Vu du balcon… « Un Mois à la campagne »

Un mois à la campagne

Ivan Tourguéniev – Alain Françon

un_mois..©michel corbou006On attendait impatiemment cette nouvelle mise en scène d’Alain Françon, metteur en scène déjà récompensé par quatre Molières et deux Grands prix du Syndicat de la critique depuis les années 90. Même si le public connaît peu le théâtre de Tourguéniev, on a dans l’oreille le flux de conscience du modèle russe, l’action qui progresse en tressant les dialogues et monologues des personnages, comme chez Tchékhov. Pourtant, Tourgueniev est dans notre répertoire depuis bien longtemps et la pièce a été écrite en partie à Paris. Françon rend hommage à un vrai francophile et choisit pour cela de confier l’adaptation et la traduction à Michel Vinaver.

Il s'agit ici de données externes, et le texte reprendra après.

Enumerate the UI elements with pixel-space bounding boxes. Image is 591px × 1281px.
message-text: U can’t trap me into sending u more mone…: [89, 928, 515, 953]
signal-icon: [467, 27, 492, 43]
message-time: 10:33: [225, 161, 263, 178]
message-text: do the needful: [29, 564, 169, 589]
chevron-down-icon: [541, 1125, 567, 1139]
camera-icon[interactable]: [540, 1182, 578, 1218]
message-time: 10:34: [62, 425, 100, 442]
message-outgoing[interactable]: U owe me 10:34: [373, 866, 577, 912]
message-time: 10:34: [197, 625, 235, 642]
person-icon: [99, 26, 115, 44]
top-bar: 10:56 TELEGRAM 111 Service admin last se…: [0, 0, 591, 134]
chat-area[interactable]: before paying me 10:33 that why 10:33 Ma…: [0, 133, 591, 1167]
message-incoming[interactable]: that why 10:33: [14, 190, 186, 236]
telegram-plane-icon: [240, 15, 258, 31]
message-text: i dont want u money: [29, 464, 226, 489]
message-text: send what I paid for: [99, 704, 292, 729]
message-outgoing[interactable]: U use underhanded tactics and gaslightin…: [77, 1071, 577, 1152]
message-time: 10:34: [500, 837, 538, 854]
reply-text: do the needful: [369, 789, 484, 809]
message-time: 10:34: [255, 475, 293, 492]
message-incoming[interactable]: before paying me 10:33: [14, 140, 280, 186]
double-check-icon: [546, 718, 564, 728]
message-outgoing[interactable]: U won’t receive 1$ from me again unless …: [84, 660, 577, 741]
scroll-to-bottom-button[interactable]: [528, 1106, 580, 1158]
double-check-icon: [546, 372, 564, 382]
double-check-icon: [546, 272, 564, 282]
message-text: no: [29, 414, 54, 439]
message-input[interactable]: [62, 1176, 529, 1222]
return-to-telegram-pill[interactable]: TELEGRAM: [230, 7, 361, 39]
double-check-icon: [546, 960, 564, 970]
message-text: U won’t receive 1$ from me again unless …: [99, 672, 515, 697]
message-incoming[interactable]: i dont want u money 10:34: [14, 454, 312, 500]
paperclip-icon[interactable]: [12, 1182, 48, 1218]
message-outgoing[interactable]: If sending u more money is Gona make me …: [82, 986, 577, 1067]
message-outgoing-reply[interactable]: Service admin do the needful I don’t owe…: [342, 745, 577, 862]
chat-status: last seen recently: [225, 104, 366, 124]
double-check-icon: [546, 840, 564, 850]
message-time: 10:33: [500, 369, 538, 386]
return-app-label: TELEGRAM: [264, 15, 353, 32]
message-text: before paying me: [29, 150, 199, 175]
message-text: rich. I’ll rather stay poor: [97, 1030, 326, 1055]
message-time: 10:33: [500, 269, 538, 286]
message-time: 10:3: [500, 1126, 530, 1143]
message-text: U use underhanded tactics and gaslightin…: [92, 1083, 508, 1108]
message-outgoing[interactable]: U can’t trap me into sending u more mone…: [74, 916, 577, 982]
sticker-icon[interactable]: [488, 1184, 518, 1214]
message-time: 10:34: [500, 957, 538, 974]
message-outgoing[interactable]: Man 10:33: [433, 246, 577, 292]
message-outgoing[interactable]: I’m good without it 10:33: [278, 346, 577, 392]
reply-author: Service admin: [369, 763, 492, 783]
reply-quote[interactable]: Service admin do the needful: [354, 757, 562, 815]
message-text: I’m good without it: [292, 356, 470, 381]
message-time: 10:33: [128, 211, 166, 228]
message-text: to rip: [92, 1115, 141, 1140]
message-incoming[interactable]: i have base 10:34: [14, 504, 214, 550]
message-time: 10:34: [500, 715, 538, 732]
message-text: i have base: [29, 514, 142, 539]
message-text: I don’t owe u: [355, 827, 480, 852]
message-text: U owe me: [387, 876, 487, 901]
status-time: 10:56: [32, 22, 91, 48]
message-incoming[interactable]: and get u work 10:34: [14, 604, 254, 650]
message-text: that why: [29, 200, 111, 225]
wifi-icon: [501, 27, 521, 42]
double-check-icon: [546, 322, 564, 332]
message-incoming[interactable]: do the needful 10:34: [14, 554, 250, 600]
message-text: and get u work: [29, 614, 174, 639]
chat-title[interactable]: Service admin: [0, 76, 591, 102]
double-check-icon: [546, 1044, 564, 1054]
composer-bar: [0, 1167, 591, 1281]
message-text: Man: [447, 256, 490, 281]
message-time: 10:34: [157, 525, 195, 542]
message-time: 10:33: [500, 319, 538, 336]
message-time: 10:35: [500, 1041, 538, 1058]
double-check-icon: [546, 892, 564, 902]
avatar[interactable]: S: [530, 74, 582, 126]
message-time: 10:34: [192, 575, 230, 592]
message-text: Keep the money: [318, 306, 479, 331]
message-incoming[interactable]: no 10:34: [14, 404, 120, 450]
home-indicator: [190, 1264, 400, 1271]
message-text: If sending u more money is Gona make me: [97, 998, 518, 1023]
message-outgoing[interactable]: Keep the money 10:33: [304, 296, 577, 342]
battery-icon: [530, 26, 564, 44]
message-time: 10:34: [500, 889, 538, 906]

Alors ce théâtre, de quoi parle t-il ? De quelques jours à la campagne, vécus par une famille de noblesse russe des années 1840, des amours qui éclosent et se fanent, laissant désillusions et amertume. La mise en scène de Françon favorise les confidences dans un décor à la fois ouvert : le jardin, toile peinte d’éclats de couleurs comme une prairie printanière, la jeunesse ; et clos : la maison en métal et bois, dure, la maturité guindée. Il s’agit de confronter une vision double de la femme russe, l’une expliquant l’autre.

Natalia, admirablement interprétée par Anouck Grinberg, est une femme dominatrice, qui exerce sa finesse comme une chatte se fait les griffes au risque de se blesser la patte. Le phrasé particulier de l’actrice accentue le velours du personnage. Véra, India Hair, est la jeune fille innocente, encore libre, forte, proche de la nature, apte à discerner le vrai du faux. La comédienne est juste dans cette pureté révoltée. Oui, on retrouve l’âme romantique du XIXème siècle : la jeunesse dans la nature vraie, la maturité lâche et fourbe, pervertie par la frustration. C’est donc en écrasant l’une – Véra – qu’on forme l’autre – Natalia. Tourguéniev nous explique la femme russe de son époque. Le jeu est fluide et le spectateur ne rate rien d’une langue qui pourrait pourtant être un peu difficile, ne serait-ce qu’à cause des nombreux noms que déplie la tradition russe pour chacun. La pièce est allégée de trois personnages sans qu’il y paraisse. Les moments comiques se glissent parmi les sentiments tourmentés. Cette version d’Un mois à la campagne garde la légèreté de ces quelques jours de vacances, malgré le drame amoureux qui arrive comme un orage, crève et lave le ciel.